Two illegal alien males from Venezuela,  Franklin Jose Pena Ramos, and Juan Jose Rangel Martinez, are facing capital murder charges in connection with the death of a Houston girl, Jocelyn Nungaray, who was discovered strangled in a stream.

Capital murder charges are the most serious kind of murder charges intended for the most extreme situations with aggravating circumstances. In jurisdictions that have legalized the death penalty, a capital murder conviction may lead to the death sentence. Convictions for capital murder often carry the death sentence or the prospect of life in prison without parole.

Both males entered the United States illegally. The Houston Police Department has verified that Pena Ramos entered the United States illegally in May after crossing into El Paso, Texas. He was later released with a court appearance notice.

No word yet on the suspect’s status from U.S. Immigration and Customs Enforcement (ICE), despite many attempts by the Houston Police Department to get in touch with them. Alexis Nungaray, who is Nungaray’s mother, said she is relieved they are not in the wild. Police followed their every move both leading up to and after the murder by reviewing security footage.

Nungaray was at a convenience store where she was chatting on the phone with her 13-year-old boyfriend after she sneaked out of her apartment. Following their encounter with Nungaray, Martinez, and Ramos were observed walking together to a 7-Eleven. The images were obtained from the 7-Eleven CCTV footage where she was last seen.

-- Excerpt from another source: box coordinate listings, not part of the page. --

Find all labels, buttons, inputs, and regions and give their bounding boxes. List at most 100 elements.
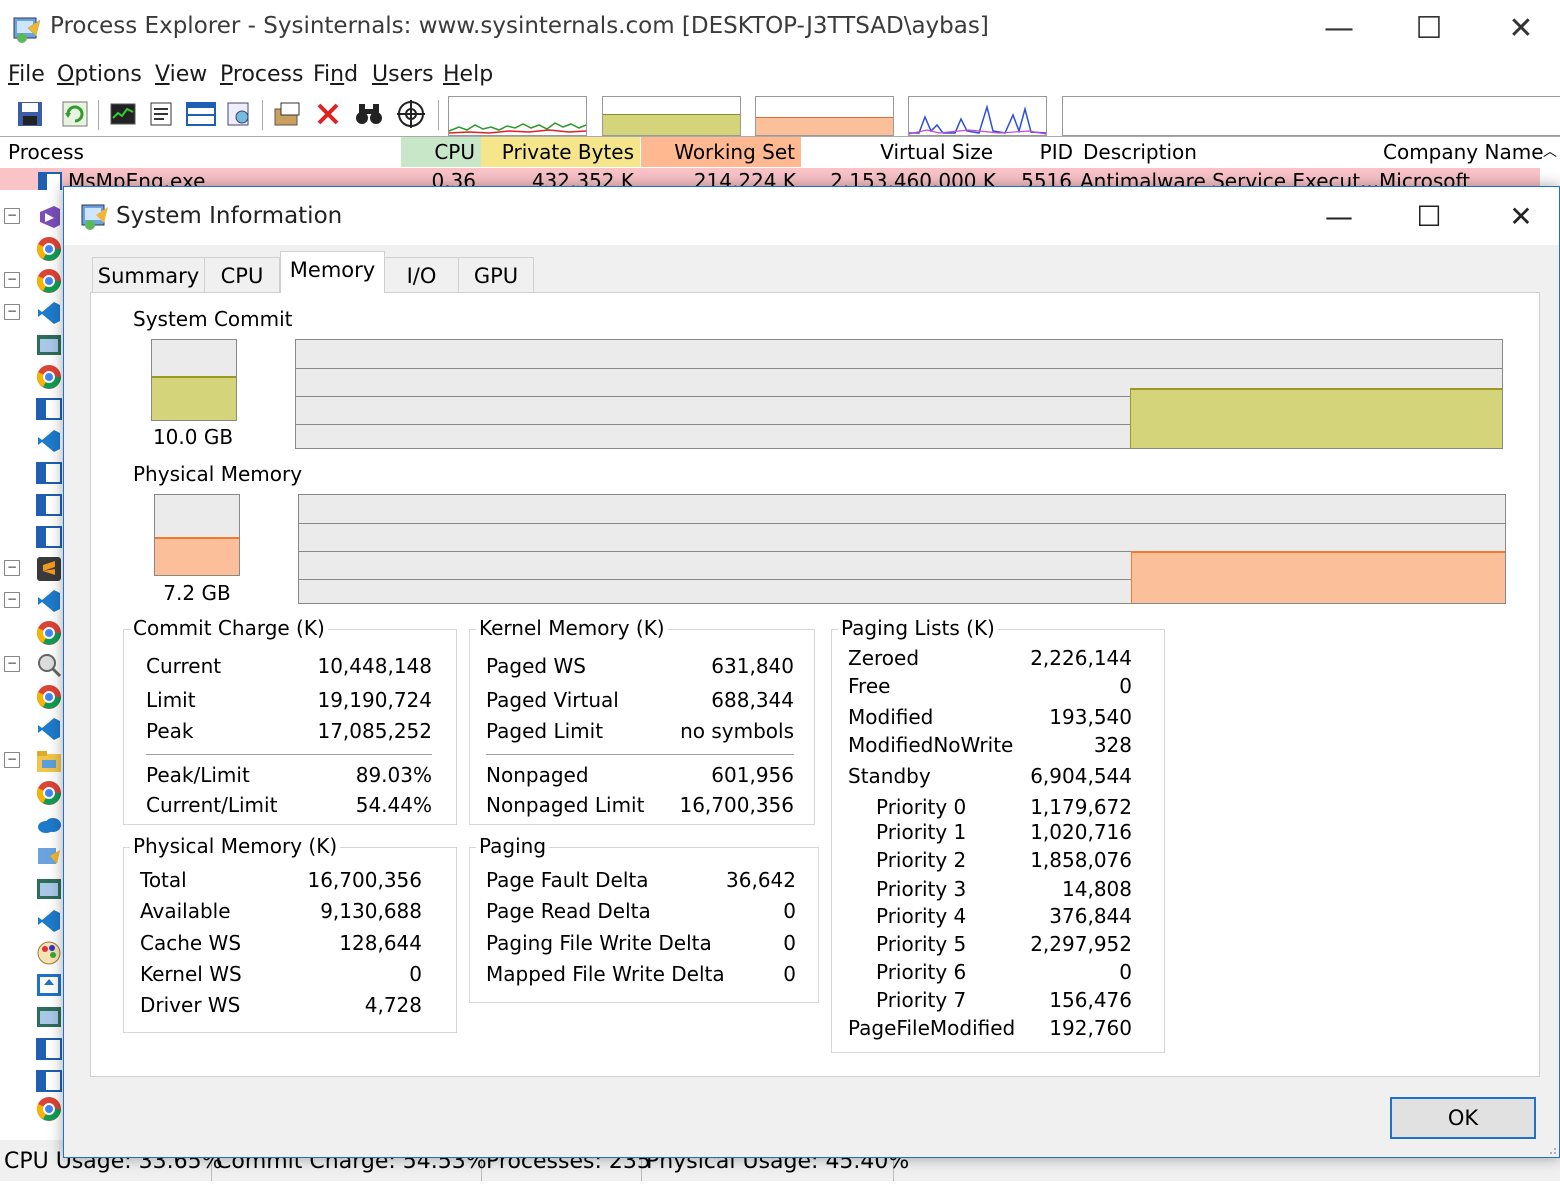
phys-driver-ws-value: 4,728 <box>364 993 422 1017</box>
menu-item[interactable]: Find <box>313 62 358 87</box>
paging-list-label: Priority 0 <box>876 795 967 819</box>
collapse-toggle[interactable]: − <box>4 560 20 576</box>
phys-cache-ws-label: Cache WS <box>140 931 242 955</box>
find-button[interactable] <box>354 98 384 130</box>
close-icon: ✕ <box>1508 10 1534 46</box>
column-pid-label: PID <box>1039 140 1073 164</box>
phys-available-label: Available <box>140 899 231 923</box>
paging-list-value: 2,297,952 <box>1030 932 1132 956</box>
properties-button[interactable] <box>146 98 176 130</box>
window-app-icon <box>36 526 62 548</box>
kill-process-button[interactable] <box>313 98 343 130</box>
tab-memory[interactable]: Memory <box>280 251 385 293</box>
commit-charge-title: Commit Charge (K) <box>130 616 328 640</box>
dialog-minimize-button[interactable]: — <box>1316 197 1362 235</box>
binoculars-icon <box>356 104 382 124</box>
menu-item[interactable]: Users <box>372 62 434 87</box>
commit-mini-graph[interactable] <box>602 96 741 136</box>
scroll-up-button[interactable]: ︿ <box>1540 137 1560 167</box>
column-working-set[interactable]: Working Set <box>641 137 801 167</box>
menu-item[interactable]: Process <box>220 62 303 87</box>
refresh-button[interactable] <box>60 98 90 130</box>
chrome-icon <box>37 237 61 261</box>
vscode-icon <box>38 430 60 452</box>
file-explorer-icon <box>37 751 61 772</box>
vscode-icon <box>38 718 60 740</box>
tab-io-label: I/O <box>406 264 437 288</box>
paging-list-label: ModifiedNoWrite <box>848 733 1014 757</box>
io-mini-graph[interactable] <box>908 96 1047 136</box>
handle-view-button[interactable] <box>272 98 302 130</box>
window-app-icon <box>36 462 62 484</box>
menu-item-accelerator: F <box>8 62 20 87</box>
memory-mini-fill <box>756 116 893 135</box>
resize-grip-icon[interactable] <box>1545 1143 1557 1155</box>
page-read-delta-label: Page Read Delta <box>486 899 651 923</box>
maximize-button[interactable]: ☐ <box>1406 8 1452 48</box>
page-fault-delta-value: 36,642 <box>726 868 796 892</box>
commit-peak-limit-value: 89.03% <box>355 763 432 787</box>
menu-item[interactable]: File <box>8 62 45 87</box>
column-description[interactable]: Description <box>1077 137 1375 167</box>
menu-item[interactable]: View <box>155 62 207 87</box>
physical-memory-k-title: Physical Memory (K) <box>130 834 341 858</box>
phys-driver-ws-label: Driver WS <box>140 993 241 1017</box>
system-info-button[interactable] <box>108 98 138 130</box>
lower-pane-button[interactable] <box>186 98 216 130</box>
paging-list-label: Priority 1 <box>876 820 967 844</box>
menu-item[interactable]: Options <box>57 62 142 87</box>
column-process-label: Process <box>8 140 84 164</box>
paging-lists-group: Paging Lists (K) Zeroed 2,226,144 Free 0 Mod… <box>831 616 1165 1053</box>
search-user-icon <box>38 654 62 678</box>
kernel-nonpaged-value: 601,956 <box>711 763 794 787</box>
save-button[interactable] <box>15 98 45 130</box>
memory-mini-graph[interactable] <box>755 96 894 136</box>
mapped-file-write-delta-label: Mapped File Write Delta <box>486 962 725 986</box>
collapse-toggle[interactable]: − <box>4 304 20 320</box>
target-button[interactable] <box>396 98 426 130</box>
process-tree-strip: − − − − − − − <box>0 190 64 1135</box>
gpu-mini-graph[interactable] <box>1062 96 1560 136</box>
tab-cpu[interactable]: CPU <box>204 257 280 293</box>
kernel-paged-virtual-label: Paged Virtual <box>486 688 619 712</box>
dll-view-button[interactable] <box>224 98 254 130</box>
column-virtual-size[interactable]: Virtual Size <box>801 137 999 167</box>
minimize-icon: — <box>1324 10 1354 46</box>
ok-button[interactable]: OK <box>1390 1097 1536 1139</box>
tab-io[interactable]: I/O <box>384 257 459 293</box>
tab-summary[interactable]: Summary <box>92 257 205 293</box>
column-process[interactable]: Process <box>0 137 400 167</box>
column-company-label: Company Name <box>1383 140 1544 164</box>
column-private-bytes[interactable]: Private Bytes <box>481 137 640 167</box>
collapse-toggle[interactable]: − <box>4 752 20 768</box>
column-pid[interactable]: PID <box>999 137 1077 167</box>
tab-gpu[interactable]: GPU <box>458 257 534 293</box>
close-icon: ✕ <box>1509 199 1533 233</box>
collapse-toggle[interactable]: − <box>4 208 20 224</box>
column-cpu[interactable]: CPU <box>401 137 481 167</box>
phys-cache-ws-value: 128,644 <box>339 931 422 955</box>
kernel-paged-limit-label: Paged Limit <box>486 719 604 743</box>
collapse-toggle[interactable]: − <box>4 592 20 608</box>
menu-item[interactable]: Help <box>443 62 493 87</box>
column-company[interactable]: Company Name <box>1375 137 1544 167</box>
cpu-mini-graph[interactable] <box>448 96 587 136</box>
menu-item-text: rocess <box>232 62 304 87</box>
refresh-icon <box>62 101 88 127</box>
close-button[interactable]: ✕ <box>1498 8 1544 48</box>
kernel-memory-title: Kernel Memory (K) <box>476 616 668 640</box>
menu-item-accelerator: H <box>443 62 460 87</box>
collapse-toggle[interactable]: − <box>4 656 20 672</box>
physical-memory-gauge <box>154 494 240 576</box>
dialog-maximize-button[interactable]: ☐ <box>1406 197 1452 235</box>
minimize-button[interactable]: — <box>1316 8 1362 48</box>
kernel-memory-group: Kernel Memory (K) Paged WS 631,840 Paged… <box>469 616 815 825</box>
collapse-toggle[interactable]: − <box>4 272 20 288</box>
paging-list-value: 1,858,076 <box>1030 848 1132 872</box>
dialog-close-button[interactable]: ✕ <box>1498 197 1544 235</box>
column-virtual-size-label: Virtual Size <box>880 140 993 164</box>
commit-limit-label: Limit <box>146 688 196 712</box>
process-explorer-icon <box>38 848 60 864</box>
vscode-icon <box>38 910 60 932</box>
menu-item-text: ptions <box>74 62 142 87</box>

Houston Mayor John Whitmire demanded a prompt trial for the two accused after their detention.

While running for mayor of Houston, Whitmire pledged to increase the presence of police officers and fortify the city’s Community Policing Program, according to his campaign website.

He promised to put violent offenders in prison and remove illicit firearms from circulation, help the Houston Police Department improve their de-escalation training and respond more effectively to incidents involving mental health,  and make “Second Chance” programs more available to help reintegrate formerly incarcerated individuals into society.  Together with local organizations, he hoped to provide after-school activities and summer jobs to kids.